Doğrusunu söyleyeyim, ben baştan beri ‘atonal'im. Haklılığın inadını da taşırım... Schönberg, A. Berg ve Webern, gerçekten de müziğe bir devrim, yeni bir sözdizimi, yeni bir dilbilgisi getirmişlerdir... Atonalliğin şiirle ilişkisi açısından size bir şey söyleyeceğim: Biliyor musunuz, ünlü besteci Schönberg ... aynı zamanda çok iyi de bir ressamdı, yine ünlü ressam Kandinsky de besteci. İkisinin karşılıklı mektuplaşmalarını okumuş muydunuz bilmem. Bununla size bir parça karşılık vermiş sayılabilir miyim?2
Bu sözlerin soruya ne ölçüde karşılık verdiğini tartışmadan önce Ece Ayhan'ın, başlığıyla Adorno'nun müzikte seriyalizm üzerine verdiği ünlü ‘Vers une musique informelle' adlı konuşmasını hatırlatan “Yeni Bir Müziğe Doğru” yazısında söylediklerinin altını çizmek önemli görünüyor:
Webern (ve tabii Schönberg de) “bu müziğe ‘Atonal Müzik' diye çok kötü bir ad takılmıştır” der. Ne yapalım yani? Bir bakıma İkinci Yeni de öyle değil mi Türkiye'de. ‘Galat-ı meşhur, lugat-ı fasihden yeğdir' derdi eskiler. Beğenilsin beğenilmesin ‘Atonallik' 1912'den ... bu yana artık başka alanlara da girerek ‘Bakışımsızlık', ‘Uç'talık, ‘Aykırılık'.. anlamlarına da getiriliyor. Getirilir. Çünkü insanların yeni bir dilbilgisi ve sözdizimi arayışıdır bu.3
Örnekleri kolaylıkla çoğaltılabilecek bu pasajlarda Ece Ayhan bir kötülük toplumunda haklılığın inadını taşıdığını ve bu inadı atonal bir formda, yeni bir dilbilgisi ve kakışımlı bir sözdizimiyle ifade ettiğini söylüyor. Bu kavramların Ece Ayhan'ın yapıtına ışık tuttuğu/tutabileceği düşüncesine karşılık, şairin kendi retrospektif yorumlarından uzak durmak ve şiiri kendi iç ekonomisi açısından okumak gerektiği öne sürülebilir. Ancak bu yaklaşım denemesinde ben Theodor Adorno'dan (ve bir ölçüde Max Horkheimer'dan) yola çıkarak Ece Ayhan'ın kullandığı kavramları birbirleriyle ilişkilendirmeye ve ortaya çıkan kavramsal çerçevenin bir yandan Ece Ayhan'ın şiirine nasıl bir arka plan oluşturabileceğini, öte yandan şiirinin biçimini, yani dilbilgisi ile sözdizimini, nasıl belirlediğini görmeye çalışacağım. Bu dilbilgisi ile sözdizimi üzerine söylediklerini daha çok ‘ikinci Yeni' bağlamında ve bu bağlama girdiğini düşündüğü diğer şairlere genelleştirerek yapıyor olsa da söyleyeceklerim doğrudan doğruya Ece Ayhan'ın şiiriyle sınırlı kalacak.
*
“Şiir şiirde kalmaz efendiler! Kalmamıştır da!”

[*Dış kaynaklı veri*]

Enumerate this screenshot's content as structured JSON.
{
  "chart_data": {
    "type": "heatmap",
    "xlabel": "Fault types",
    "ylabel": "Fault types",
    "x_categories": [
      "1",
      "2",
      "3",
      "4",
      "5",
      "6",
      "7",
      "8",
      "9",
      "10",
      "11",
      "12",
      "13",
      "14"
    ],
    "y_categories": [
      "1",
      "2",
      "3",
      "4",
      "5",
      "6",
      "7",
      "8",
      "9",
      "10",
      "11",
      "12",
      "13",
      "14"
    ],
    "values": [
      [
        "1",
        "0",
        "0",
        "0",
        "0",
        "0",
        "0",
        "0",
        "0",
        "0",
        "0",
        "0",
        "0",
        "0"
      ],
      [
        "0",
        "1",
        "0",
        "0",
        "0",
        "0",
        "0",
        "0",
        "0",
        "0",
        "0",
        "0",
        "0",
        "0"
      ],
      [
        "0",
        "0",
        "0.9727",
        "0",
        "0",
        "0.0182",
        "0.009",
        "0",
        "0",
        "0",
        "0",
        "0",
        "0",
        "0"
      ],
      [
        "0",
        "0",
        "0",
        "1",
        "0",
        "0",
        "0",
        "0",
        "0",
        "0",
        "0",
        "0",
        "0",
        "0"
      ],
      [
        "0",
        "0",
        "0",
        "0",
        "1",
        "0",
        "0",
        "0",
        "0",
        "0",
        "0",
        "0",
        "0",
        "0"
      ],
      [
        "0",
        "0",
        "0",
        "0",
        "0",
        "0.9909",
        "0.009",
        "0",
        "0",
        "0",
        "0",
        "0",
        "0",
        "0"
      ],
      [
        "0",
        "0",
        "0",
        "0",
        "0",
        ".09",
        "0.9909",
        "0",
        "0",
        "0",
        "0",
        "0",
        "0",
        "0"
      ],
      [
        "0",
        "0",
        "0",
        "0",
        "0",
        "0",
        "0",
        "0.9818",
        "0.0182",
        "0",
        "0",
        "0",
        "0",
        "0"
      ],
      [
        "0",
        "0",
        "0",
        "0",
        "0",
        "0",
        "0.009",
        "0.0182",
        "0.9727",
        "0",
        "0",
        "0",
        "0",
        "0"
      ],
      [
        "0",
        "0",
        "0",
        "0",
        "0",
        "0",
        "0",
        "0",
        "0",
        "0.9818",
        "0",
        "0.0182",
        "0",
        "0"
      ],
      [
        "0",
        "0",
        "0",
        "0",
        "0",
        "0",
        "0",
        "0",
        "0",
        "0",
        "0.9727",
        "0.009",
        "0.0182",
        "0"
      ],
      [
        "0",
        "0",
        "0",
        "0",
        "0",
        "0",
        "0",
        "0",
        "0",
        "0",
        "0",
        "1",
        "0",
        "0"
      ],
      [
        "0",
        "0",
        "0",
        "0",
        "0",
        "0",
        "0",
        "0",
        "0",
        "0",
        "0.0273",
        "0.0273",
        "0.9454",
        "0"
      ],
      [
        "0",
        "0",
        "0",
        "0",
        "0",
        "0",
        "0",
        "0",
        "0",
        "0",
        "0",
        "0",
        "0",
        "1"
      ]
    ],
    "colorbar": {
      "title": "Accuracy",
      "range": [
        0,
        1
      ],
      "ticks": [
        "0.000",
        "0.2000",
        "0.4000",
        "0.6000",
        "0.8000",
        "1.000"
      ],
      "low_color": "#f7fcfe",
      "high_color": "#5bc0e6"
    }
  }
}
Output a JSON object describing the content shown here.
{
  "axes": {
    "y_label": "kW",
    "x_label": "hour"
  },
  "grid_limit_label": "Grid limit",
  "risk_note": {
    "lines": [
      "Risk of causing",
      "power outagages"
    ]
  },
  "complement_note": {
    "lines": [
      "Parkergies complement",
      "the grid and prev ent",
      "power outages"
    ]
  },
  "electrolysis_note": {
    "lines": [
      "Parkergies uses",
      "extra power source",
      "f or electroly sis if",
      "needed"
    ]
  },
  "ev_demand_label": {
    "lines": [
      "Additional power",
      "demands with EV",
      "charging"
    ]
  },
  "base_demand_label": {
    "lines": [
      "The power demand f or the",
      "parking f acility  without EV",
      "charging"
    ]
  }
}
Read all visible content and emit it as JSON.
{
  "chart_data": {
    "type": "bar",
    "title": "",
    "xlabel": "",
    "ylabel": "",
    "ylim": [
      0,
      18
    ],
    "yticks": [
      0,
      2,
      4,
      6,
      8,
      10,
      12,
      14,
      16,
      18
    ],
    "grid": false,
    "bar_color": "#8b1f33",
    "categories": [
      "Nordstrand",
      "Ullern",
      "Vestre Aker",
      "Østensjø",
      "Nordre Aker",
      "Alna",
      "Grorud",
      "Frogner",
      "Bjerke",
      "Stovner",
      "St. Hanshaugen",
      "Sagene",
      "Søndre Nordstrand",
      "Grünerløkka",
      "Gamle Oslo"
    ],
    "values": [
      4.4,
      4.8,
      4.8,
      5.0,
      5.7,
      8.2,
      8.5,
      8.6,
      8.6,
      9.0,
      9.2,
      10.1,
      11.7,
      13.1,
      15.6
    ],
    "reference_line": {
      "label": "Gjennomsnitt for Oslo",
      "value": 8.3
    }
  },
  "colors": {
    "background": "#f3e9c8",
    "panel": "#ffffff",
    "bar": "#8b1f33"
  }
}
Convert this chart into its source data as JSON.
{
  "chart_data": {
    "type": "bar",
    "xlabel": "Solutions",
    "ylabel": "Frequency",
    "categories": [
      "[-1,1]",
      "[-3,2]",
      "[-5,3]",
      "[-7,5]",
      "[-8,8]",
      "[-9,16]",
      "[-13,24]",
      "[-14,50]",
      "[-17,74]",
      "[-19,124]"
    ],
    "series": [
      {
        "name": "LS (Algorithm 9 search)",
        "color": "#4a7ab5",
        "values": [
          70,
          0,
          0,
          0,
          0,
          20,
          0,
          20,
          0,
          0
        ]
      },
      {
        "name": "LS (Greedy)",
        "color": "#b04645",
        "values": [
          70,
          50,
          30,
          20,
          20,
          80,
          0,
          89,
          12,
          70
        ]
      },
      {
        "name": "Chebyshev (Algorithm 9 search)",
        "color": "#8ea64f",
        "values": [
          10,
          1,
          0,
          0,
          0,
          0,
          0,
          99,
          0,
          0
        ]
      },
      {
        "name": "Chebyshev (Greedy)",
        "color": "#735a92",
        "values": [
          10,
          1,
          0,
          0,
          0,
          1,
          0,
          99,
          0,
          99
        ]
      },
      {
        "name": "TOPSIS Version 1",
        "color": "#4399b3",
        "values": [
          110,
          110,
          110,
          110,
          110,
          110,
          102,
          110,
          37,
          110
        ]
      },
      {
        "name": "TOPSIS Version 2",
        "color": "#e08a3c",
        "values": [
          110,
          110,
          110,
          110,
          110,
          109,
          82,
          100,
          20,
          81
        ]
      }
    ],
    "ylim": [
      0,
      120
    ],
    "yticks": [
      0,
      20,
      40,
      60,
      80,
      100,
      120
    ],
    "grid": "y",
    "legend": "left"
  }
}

Sanatın ‘şahsi ve muhterem' bir şey olmadığını sıkça yineleyen Ece Ayhan şiire belli bir toplumsal misyon yüklediğini ve bu misyonun kendi şiirini diğerlerinden ayırt edici bir özellik olduğunu kimi zaman dolaylı olarak kimi zaman da açık açık söyler.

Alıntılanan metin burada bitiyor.